An Australian firm has unveiled the Hadrian X, a huge truck-mounted construction robot that can lay 1,000 bricks per hour, 24 hours a day, and complete an entire home in only two days.

It uses a 30m boom to accomplish the bricklaying, enabling it to remain in a single position while it constructs a house.

According to Fastbrick Robotics, the firm behind the digital construction system, the entire process is automated. Bricks are laid on a conveyor belt that moves along a large robotic arm. A clawlike device picks them up and uses a laser guiding system to methodically lay them out. The structure does not need to be touched by human hands until the brick exterior is finished.

A digital construction system

After a 3D computer-aided design establishes the shape of the the building, the robot calculates the position of each brick. Adhesive or mortar is delivered under pressure to the arm hand and applied to the brick, with no human input needed. The digital construction system can even leave room for plumbing and wiring and will cut the bricks if re-shaping them is necessary.

Mark Pivac, the Australian inventor who created Fastbrick Robotics, said that people have been laying bricks for thousands of years and there have been efforts to automate the bricklaying process since the industrial revolution.

Structural Defects Insurance

Mr. Pivac said that society was currently at a point where a few certain technologies have evolved to the point that it is now possible to automate bricklaying, and his digital construction system has accomplished this goal.

Hadrian X

The project, dubbed Hadrian X, was 10 years in the development, and with £4.5 million invested in it so far, and is expected to be able to create a home in only two days.

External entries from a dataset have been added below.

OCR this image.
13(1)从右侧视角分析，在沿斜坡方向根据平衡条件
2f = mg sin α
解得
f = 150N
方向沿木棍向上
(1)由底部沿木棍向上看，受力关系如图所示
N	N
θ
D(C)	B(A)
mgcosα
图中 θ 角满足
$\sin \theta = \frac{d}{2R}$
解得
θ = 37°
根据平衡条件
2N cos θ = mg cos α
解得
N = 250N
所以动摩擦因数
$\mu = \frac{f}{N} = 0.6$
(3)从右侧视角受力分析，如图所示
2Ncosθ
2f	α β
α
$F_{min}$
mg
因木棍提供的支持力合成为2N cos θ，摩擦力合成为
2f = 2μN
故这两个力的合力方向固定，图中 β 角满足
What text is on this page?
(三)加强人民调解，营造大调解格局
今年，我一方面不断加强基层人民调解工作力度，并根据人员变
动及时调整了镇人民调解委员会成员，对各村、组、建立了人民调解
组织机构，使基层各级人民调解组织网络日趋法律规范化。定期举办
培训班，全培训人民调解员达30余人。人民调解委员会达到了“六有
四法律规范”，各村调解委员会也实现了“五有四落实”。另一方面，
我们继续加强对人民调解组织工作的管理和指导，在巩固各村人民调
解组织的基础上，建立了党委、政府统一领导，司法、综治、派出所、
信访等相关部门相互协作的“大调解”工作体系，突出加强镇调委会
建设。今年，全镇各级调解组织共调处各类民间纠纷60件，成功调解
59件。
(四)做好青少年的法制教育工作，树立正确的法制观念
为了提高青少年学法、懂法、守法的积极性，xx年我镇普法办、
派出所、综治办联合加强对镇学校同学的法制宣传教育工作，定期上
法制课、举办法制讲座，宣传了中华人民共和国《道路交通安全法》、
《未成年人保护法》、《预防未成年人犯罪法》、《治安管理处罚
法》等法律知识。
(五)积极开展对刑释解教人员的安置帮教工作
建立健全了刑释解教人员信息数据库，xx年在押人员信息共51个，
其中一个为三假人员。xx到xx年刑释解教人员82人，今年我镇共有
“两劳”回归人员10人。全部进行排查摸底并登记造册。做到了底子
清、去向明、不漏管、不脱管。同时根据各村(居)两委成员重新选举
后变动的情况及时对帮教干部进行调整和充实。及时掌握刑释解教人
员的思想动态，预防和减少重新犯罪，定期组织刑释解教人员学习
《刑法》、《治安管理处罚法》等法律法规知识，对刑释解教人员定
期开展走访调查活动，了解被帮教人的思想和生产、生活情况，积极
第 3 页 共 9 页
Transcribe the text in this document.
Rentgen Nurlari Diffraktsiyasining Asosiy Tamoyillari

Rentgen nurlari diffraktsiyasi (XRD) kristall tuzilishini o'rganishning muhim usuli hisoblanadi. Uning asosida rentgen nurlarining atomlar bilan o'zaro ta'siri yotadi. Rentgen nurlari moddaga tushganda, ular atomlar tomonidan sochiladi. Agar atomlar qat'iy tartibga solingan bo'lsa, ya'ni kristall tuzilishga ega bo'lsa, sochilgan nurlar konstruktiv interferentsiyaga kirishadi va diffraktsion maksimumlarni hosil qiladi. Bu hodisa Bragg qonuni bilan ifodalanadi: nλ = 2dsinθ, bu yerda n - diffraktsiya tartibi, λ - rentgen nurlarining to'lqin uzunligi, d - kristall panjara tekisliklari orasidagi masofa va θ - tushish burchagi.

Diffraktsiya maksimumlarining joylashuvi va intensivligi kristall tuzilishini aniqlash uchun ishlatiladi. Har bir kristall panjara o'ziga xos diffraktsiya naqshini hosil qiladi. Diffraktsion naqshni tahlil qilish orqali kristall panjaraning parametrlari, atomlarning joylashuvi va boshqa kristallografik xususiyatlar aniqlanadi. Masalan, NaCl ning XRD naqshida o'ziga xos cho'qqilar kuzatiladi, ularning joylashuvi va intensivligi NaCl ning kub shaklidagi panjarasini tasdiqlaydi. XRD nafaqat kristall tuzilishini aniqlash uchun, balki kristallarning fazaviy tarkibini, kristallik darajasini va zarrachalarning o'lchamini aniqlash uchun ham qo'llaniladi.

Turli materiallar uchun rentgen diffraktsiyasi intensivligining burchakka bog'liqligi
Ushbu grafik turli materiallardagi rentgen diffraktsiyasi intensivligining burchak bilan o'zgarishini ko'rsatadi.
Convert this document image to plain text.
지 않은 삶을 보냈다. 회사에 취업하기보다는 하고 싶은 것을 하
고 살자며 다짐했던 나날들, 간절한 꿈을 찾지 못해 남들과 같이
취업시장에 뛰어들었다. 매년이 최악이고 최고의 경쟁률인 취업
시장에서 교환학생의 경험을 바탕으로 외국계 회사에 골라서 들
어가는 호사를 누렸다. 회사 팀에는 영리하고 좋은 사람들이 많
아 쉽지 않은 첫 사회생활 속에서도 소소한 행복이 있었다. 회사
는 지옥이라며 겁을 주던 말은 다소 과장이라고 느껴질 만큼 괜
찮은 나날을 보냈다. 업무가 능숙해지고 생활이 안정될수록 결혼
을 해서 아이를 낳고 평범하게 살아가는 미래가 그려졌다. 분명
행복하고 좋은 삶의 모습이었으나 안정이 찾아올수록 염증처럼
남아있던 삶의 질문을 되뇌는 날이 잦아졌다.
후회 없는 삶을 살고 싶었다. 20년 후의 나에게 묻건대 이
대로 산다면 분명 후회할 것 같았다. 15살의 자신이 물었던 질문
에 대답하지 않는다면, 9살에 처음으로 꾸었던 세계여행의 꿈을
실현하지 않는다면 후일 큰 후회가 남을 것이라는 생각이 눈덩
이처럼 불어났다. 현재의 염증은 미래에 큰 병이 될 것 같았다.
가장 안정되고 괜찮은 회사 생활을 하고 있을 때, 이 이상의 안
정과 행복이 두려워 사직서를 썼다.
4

Although certain aspects of the homebuilding process still require human intervention, Hadrian X could work nonstop all year around. It is being regarded as a sign of things to come in the construction sector.

The digital construction system will be marketed in Western Australia first, before expanding to other parts of the country and finally being presented across the globe.

Mr. Pivac explained that he had nothing against bricklayers and their ability to work efficiently, but he simply wanted to simplify and improve the housebuilding process. He added that his new robotic creation could also help attract younger people to the construction profession.